Arising from the Cohens' work on the epidemiology of childhood psychopathology, this book explores the two aspects of motivational structure--ideas and values--that underlie the development of maladaptive functioning and symptoms. The first aspect is a measure of what children admire in their peers; this measure is seen as an operationalization of personal ideals. The second is a measure of life goals, seen as a representation of the contemporary structure of long-term personal values.
Despite the considerable amount of attention given in the popular press and among social critics and politicians, values have been relatively neglected as a topic of empirical research in this country. To fill the void, this work uses data from a large cohort of young people who have been studied longitudinally since early childhood to elucidate three aspects of life goals and values:
* What are the demographic, family, peer, school, and intrapersonal influences that shape values and life goals of adolescents?
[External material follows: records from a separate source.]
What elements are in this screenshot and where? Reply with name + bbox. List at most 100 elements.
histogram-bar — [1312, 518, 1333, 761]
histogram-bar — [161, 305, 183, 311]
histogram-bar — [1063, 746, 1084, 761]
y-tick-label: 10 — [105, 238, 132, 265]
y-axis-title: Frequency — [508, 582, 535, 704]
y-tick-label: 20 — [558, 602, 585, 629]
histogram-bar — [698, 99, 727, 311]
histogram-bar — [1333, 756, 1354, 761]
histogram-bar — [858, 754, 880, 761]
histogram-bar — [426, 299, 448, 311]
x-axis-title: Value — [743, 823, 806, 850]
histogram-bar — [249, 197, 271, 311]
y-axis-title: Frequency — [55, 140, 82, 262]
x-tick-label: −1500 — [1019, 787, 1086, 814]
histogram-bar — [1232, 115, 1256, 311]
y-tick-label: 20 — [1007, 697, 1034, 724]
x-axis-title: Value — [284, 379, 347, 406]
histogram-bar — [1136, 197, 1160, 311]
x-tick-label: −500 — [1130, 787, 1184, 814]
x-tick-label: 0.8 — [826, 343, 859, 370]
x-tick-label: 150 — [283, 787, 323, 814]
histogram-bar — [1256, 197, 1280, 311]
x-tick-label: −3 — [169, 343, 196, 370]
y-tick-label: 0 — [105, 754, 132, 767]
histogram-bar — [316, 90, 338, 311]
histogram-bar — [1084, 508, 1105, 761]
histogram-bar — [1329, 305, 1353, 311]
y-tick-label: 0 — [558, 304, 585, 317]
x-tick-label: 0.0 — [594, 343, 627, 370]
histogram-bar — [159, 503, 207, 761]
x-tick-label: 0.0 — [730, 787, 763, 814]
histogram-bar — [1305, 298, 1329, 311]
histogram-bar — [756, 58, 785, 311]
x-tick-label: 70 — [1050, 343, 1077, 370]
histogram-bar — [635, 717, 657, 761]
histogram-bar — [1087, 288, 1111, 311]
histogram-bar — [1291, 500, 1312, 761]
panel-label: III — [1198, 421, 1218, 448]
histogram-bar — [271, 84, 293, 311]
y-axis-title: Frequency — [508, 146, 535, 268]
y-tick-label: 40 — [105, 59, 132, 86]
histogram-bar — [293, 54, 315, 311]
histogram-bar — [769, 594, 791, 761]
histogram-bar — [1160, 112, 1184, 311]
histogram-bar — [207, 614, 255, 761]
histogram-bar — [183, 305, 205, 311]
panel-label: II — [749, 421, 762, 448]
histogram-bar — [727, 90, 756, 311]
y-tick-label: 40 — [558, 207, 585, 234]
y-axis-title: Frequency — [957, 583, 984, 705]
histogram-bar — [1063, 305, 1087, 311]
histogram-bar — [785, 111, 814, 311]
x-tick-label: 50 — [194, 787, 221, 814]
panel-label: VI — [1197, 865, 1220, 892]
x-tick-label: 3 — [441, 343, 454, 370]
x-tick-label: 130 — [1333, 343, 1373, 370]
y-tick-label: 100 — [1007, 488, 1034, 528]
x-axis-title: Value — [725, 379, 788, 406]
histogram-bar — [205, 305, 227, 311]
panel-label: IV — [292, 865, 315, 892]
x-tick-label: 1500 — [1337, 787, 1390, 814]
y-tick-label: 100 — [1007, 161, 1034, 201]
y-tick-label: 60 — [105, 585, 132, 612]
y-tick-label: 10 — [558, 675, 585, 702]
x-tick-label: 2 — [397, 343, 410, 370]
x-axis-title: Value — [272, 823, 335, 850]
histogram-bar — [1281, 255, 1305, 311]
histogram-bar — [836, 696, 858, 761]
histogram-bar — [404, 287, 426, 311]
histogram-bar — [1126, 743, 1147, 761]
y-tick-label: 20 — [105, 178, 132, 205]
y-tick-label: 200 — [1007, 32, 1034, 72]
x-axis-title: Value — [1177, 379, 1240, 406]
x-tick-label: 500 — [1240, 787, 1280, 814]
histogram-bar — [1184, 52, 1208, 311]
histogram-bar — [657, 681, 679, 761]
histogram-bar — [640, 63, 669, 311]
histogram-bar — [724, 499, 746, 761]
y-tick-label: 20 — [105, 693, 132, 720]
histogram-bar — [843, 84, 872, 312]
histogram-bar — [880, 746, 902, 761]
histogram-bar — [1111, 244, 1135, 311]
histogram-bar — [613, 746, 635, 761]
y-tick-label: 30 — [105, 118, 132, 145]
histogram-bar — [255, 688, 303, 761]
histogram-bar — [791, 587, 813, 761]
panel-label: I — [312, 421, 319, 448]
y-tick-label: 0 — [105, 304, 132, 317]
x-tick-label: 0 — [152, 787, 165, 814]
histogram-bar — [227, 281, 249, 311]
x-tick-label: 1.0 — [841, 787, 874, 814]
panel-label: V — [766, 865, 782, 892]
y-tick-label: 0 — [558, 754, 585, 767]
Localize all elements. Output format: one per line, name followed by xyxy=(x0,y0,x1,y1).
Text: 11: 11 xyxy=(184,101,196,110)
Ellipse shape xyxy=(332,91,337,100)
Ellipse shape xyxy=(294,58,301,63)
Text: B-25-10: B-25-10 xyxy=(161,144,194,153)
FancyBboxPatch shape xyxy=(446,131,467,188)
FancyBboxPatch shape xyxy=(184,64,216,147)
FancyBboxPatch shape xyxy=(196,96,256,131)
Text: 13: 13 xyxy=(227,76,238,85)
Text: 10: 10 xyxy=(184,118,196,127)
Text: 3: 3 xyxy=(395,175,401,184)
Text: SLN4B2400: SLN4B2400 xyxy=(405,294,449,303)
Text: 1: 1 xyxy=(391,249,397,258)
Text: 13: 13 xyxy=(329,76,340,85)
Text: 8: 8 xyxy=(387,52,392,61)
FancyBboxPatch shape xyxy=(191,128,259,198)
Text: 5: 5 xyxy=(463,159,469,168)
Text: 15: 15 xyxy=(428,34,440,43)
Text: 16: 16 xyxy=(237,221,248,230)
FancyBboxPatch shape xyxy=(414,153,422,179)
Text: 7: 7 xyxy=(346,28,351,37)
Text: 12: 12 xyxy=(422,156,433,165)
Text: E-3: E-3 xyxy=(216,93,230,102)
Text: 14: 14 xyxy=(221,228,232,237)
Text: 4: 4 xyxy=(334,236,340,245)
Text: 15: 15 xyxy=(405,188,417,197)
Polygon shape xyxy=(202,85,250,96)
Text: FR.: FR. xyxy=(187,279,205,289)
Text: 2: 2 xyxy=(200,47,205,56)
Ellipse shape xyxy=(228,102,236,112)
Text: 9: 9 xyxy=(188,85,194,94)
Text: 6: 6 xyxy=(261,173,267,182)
* How do they change over the course of adolescence?
* What impact do these values have on the lives of adolescents and young adults?
Decisions about what we find most admirable and which of the many apparently good things in life we will take on as our top priorities are consequential both for the contemporary and for the future emotional and behavioral well-being of the individual. Thus, this book explores systematically the environmental origins of ideals and values, using deprivation and attainment hypotheses to examine a variety of influences on the development of differences in values. This book also examines the relationship between the measures of children's values and psychopathology, examining both the "Axis 1" diagnosis, including disruptive behavior disorders, depression, and anxiety, and the "Axis 2" personality disorders.
Providing an extensive study of the life values of adolescents and the state of their mental health, this monograph will be of interest to developmental psychologists specializing in adolescence, child clinical psychologists, and psychiatrists.
"...has considerable value as an illustration of a body of research, undertaken with thoughtful organization and preparation."